Iconoclastas religiosos, medioevo, renacimiento y el origen de la imagen romántica
Al fervor religioso iconoclasta se suma la representación en el Islam. En el tránsito del Medioevo al Renacimiento encontramos las claves de un romanticismo que, entre la fotografía y el cine, da forma a una aparente noción de libertad.
La imagen del cuerpo en el Islam
Durante la lucha entre iconódulos e iconoclastas, nace el Islam en el siglo VII, que prohibirá las imágenes, adhiriendo a la iconoclastia hasta hoy. La razón de la prohibición es la de siempre: evitar la idolatría. En consecuencia, el arte islámico será abstracto y se desarrollará con “arabescos”, recurriendo a complejas representaciones abstractas de flores y plantas regidas en sus formas por patrones matemáticos. Hay una figura central, que podría evocar al único Dios y líneas derivadas sobre proporciones numéricas. Pero si desciframos esa ley matemática nos encontramos con la representación de la naturaleza y la vida, arcos que nacen de una flor, único centro dador de vida que afirma la unidad del Creador. Pero no está el cuerpo.

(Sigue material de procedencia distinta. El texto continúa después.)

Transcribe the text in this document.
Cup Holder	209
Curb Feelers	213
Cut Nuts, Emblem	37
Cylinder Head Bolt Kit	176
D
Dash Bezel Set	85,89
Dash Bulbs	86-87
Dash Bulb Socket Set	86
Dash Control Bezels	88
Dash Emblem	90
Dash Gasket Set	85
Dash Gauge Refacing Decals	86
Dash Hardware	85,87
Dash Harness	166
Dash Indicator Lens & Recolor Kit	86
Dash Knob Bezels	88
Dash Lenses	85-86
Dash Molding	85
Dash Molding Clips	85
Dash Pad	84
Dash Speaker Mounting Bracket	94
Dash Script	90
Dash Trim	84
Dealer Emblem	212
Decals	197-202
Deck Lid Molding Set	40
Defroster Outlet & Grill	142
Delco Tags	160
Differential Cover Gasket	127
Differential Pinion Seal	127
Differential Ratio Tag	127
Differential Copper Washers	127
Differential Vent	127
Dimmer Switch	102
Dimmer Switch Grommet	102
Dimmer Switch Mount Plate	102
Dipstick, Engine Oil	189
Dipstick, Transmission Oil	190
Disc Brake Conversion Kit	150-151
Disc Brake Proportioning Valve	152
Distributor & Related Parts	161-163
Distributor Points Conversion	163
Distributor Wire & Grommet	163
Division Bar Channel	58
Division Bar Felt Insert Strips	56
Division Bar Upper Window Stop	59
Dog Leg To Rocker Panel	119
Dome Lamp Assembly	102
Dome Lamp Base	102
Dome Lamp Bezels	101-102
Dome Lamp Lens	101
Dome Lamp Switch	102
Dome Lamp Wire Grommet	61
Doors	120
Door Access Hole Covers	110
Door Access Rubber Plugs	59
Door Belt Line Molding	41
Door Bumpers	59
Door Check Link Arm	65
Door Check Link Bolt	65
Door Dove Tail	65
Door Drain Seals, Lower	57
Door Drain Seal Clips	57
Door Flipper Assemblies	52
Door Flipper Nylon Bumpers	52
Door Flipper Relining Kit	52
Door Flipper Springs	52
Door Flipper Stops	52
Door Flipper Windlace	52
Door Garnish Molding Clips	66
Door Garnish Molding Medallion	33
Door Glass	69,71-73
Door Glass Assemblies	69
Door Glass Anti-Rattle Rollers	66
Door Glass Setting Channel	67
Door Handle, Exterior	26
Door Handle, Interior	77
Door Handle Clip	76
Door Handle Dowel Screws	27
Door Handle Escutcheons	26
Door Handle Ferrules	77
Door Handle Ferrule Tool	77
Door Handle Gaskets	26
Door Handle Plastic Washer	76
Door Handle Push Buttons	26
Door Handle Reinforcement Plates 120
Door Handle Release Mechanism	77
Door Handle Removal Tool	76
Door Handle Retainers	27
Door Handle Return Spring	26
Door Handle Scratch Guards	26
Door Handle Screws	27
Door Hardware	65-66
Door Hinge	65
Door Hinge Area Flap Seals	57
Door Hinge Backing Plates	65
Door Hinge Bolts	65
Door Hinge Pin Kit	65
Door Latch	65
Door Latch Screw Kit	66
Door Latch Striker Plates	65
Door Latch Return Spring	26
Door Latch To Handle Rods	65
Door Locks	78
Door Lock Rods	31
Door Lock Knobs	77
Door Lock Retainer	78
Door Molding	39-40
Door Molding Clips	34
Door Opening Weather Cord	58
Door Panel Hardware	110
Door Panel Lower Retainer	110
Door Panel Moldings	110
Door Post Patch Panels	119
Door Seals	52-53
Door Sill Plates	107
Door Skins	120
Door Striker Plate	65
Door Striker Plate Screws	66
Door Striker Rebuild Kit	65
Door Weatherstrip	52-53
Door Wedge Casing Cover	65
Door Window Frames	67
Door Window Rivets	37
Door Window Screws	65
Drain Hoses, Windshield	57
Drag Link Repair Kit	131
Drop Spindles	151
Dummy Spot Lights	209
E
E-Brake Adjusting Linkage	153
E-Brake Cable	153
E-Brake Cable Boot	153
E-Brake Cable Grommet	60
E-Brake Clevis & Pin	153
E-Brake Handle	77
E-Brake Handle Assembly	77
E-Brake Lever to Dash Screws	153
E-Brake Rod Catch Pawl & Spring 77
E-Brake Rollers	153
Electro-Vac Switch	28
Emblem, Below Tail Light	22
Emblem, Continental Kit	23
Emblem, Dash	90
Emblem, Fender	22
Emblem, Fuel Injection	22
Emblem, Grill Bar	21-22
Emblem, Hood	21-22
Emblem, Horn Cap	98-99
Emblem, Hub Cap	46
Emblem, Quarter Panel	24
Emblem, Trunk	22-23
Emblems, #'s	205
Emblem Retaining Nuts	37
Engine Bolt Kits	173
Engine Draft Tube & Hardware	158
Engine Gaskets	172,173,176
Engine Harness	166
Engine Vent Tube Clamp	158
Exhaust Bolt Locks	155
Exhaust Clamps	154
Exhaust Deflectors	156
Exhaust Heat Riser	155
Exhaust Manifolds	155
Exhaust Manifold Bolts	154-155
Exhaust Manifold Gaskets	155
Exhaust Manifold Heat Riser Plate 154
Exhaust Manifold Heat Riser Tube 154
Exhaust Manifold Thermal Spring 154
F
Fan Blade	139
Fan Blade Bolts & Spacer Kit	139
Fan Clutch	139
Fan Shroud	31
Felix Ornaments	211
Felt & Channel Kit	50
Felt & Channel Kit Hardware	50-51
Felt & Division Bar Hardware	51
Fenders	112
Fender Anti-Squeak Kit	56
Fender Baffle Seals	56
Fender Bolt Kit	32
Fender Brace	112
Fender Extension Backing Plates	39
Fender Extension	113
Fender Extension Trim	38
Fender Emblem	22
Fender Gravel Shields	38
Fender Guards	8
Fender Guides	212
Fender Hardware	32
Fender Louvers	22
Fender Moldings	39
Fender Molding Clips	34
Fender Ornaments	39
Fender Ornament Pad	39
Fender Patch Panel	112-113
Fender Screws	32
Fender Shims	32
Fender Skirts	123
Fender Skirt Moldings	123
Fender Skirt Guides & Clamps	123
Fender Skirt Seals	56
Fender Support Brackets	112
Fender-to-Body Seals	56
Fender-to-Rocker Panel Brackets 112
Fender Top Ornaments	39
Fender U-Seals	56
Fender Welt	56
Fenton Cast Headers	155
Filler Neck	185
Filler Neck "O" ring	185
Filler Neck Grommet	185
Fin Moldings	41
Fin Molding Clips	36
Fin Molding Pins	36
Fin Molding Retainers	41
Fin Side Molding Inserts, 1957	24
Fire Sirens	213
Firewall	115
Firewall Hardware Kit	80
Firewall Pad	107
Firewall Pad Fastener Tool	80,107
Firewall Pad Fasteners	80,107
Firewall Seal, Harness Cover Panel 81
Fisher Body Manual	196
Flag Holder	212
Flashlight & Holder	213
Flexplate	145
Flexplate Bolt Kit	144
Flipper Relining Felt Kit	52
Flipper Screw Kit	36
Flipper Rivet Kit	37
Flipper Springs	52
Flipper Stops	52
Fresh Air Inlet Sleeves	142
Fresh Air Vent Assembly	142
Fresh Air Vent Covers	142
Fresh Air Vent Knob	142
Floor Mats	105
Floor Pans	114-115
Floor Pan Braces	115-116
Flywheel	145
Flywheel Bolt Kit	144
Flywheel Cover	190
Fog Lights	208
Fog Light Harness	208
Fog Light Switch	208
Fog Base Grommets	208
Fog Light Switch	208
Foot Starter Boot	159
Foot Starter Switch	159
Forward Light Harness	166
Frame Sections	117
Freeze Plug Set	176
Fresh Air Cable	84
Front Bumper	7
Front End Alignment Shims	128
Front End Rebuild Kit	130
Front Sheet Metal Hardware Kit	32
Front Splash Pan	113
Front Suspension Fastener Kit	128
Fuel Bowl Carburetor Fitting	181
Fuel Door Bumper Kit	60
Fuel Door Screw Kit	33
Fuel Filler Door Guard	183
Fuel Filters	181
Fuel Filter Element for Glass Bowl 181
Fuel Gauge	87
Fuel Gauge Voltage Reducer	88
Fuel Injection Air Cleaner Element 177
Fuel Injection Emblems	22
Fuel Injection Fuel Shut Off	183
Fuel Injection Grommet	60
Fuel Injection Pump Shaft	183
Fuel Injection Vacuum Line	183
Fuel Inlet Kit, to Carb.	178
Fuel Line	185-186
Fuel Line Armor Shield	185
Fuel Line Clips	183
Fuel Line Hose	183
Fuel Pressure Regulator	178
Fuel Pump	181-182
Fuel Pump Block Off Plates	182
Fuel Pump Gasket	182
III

En el Islam hay una subversión iconódula que no alcanza el nivel de una rebelión. En efecto, las iluminaciones de los libros en Persia tenían figuras humanas de gran sensualidad que desaparecieron posteriormente. Hay palacios en Siria con pinturas murales, y en el Egipto fatimita hubo imágenes de hombres y animales con gran influencia bizantina. Podríamos concluir diciendo que la prohibición de la representación del cuerpo se infringe más cuanto más lejos se está de La Meca.
El cuerpo en el arte del Medioevo cristiano
El arte medieval cristiano, superada la iconoclastia tanto en Occidente como en Oriente, ya no intenta provocar una emoción, sino generar una creencia. Los cuerpos ya no se cifran en su perfección ni en su belleza, están presentes en los mosaicos, pero son puro símbolo sin relación con la realidad.
El simbolismo se completa con el desprecio por la perspectiva natural que genera estas imágenes hieráticas, frontales y rígidas, nada más lejano del erotismo del cuerpo clásico o helenístico. El Hombre ya no es el centro, el centro es el Misterio, Dios.
No existe el cuerpo real en la Edad Media, ni mucho menos el desnudo, el arte está al servicio de la enseñanza de la fe. Lejano del mundo tiende a elevar el espíritu, el cuerpo está presente pero es secundario, solo interesa el alma.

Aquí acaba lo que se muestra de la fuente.